I was forwarded the following email… I have my opinions about it, but I want to see what you think about it.
This past Sunday, I preached about Jesus. That’s hardly news, is it? After all ministers are supposed to do that. But I’d like to share with you some of the things still rattling about in my brain and in my heart. One thing about Jesus, I’ve discovered, is that once you spend time with him he tends to stick around. When I was a child, Jesus showed up at Christmas and at Easter, but not much otherwise. To the extent that I thought about matters religious, something that I did less and less from my teens into my early twenties, I thought about God: Did God exist at all? Did it make any sense to pray? If I believed in God (and I more or less did) then why was life so complicated and, often, so unhappy? When, after being diverted from a path that was supposed to lead to law school, I found myself in seminary, I discovered that I really enjoyed studying the Bible, and all the things that people have said and thought about the Bible across the centuries. Jesus kept showing up, of course. It’s hard to study the New Testament without running into him.

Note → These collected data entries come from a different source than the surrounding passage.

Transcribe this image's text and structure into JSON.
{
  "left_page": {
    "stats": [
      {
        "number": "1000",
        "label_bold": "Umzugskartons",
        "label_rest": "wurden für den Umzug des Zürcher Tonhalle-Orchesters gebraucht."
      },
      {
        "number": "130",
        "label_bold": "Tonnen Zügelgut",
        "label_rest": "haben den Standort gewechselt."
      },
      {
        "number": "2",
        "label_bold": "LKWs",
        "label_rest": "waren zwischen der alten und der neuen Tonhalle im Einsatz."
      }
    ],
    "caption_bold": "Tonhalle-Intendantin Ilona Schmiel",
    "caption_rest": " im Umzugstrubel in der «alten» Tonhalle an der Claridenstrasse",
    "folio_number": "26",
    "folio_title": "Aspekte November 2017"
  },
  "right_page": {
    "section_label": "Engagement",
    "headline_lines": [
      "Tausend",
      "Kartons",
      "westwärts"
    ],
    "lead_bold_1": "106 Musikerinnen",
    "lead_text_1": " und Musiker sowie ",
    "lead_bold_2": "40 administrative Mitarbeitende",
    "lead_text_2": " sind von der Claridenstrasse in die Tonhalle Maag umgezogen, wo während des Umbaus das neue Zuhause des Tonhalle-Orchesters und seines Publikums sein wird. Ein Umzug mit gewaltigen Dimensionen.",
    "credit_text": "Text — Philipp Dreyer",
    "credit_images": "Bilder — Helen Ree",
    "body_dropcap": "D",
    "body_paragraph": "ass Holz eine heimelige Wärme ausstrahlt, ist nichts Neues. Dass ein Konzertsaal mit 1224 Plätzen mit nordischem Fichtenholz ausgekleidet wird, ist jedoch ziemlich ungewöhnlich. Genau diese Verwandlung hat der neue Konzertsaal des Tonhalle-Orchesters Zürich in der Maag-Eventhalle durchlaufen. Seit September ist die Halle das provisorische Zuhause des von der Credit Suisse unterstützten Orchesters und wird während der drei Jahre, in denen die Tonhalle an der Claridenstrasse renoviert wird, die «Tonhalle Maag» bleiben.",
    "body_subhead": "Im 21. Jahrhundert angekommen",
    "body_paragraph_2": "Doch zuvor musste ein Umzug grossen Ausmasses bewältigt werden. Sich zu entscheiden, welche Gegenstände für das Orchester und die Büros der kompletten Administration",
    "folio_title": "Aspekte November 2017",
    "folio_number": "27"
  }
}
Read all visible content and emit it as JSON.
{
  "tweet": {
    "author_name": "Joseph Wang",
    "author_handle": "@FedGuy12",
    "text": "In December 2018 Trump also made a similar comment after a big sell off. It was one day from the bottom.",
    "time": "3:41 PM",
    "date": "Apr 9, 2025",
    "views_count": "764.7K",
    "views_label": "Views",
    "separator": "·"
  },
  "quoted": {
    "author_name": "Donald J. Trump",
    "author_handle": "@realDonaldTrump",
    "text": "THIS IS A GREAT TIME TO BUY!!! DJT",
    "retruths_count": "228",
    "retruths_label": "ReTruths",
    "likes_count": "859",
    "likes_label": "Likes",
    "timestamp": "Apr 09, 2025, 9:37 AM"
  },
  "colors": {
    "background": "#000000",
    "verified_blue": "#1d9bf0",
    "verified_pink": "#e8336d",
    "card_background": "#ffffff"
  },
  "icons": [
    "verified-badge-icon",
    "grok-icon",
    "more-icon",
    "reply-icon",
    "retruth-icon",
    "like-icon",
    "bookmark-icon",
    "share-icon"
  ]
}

But he was a figure to be studied along with Paul, and Moses, and King David and all the rest of the people who populate the Bible. And, later on, I led or encouraged all sorts of discussion groups about Jesus in the churches I’ve served. The people who talked a lot about Jesus, not as a subject for conversation but as someone known with certainty, were people whom I had a hard time feeling comfortable with. They seemed so utterly certain that they knew all about Jesus, and that no one else really did – and that that made them superior. They claimed humility, to be sure: but whatever role Jesus was playing in their lives led almost invariably to a smugness about themselves and the world, which I found very difficult to deal with.
Maturity means, at least in part, that other people don’t have to do your thinking for you. Little by little, I began to understand that what I believed about God, what kind of a God I believed God to be, were things which I knew through the life and the death of Jesus. It may sound paradoxical to say so, but I experienced a gradual surprise. I discovered, among other things, that as Jesus moved closer to the center of my faith, I didn’t turn into anyone else. I was still me. What changed was that I began to understand where my core beliefs were coming from. God’s unconditional love, for instance. The growing assurance that we don’t suddenly become pieces of dead meat at the end of life. The growing awareness that Jesus was not simply a sage among other sages, but someone present in all manner of interactions with other people.
I began to discover that my sense of the Christian faith kept expanding, and I understood for the first time what St. Paul meant when we wrote about “Jesus Christ alive in me”. The growing, the expanding, was going on whether or not I was paying any attention to it.
Many of us tend to be wary of Jesus. We’re afraid that, given the chance, he’ll turn us into people we’re really not, nor choose to be. We can’t imagine dealing with, and possibly coming to believe in, his miracles, or his resurrection, or his call to the difficult works of justice and of love. I have no simple answer to this wariness. I have known it intimately most of my life. But what I have at last come to understand is that, wary or not, certain or not, we’re safe. Believing in Jesus means becoming more and more who we most truly are. And to discover that it is not just about us. Becoming who we most truly are means in the end who we most truly are for others.
As I say, once you begin spending time with Jesus, he tends to stick around. And things happen.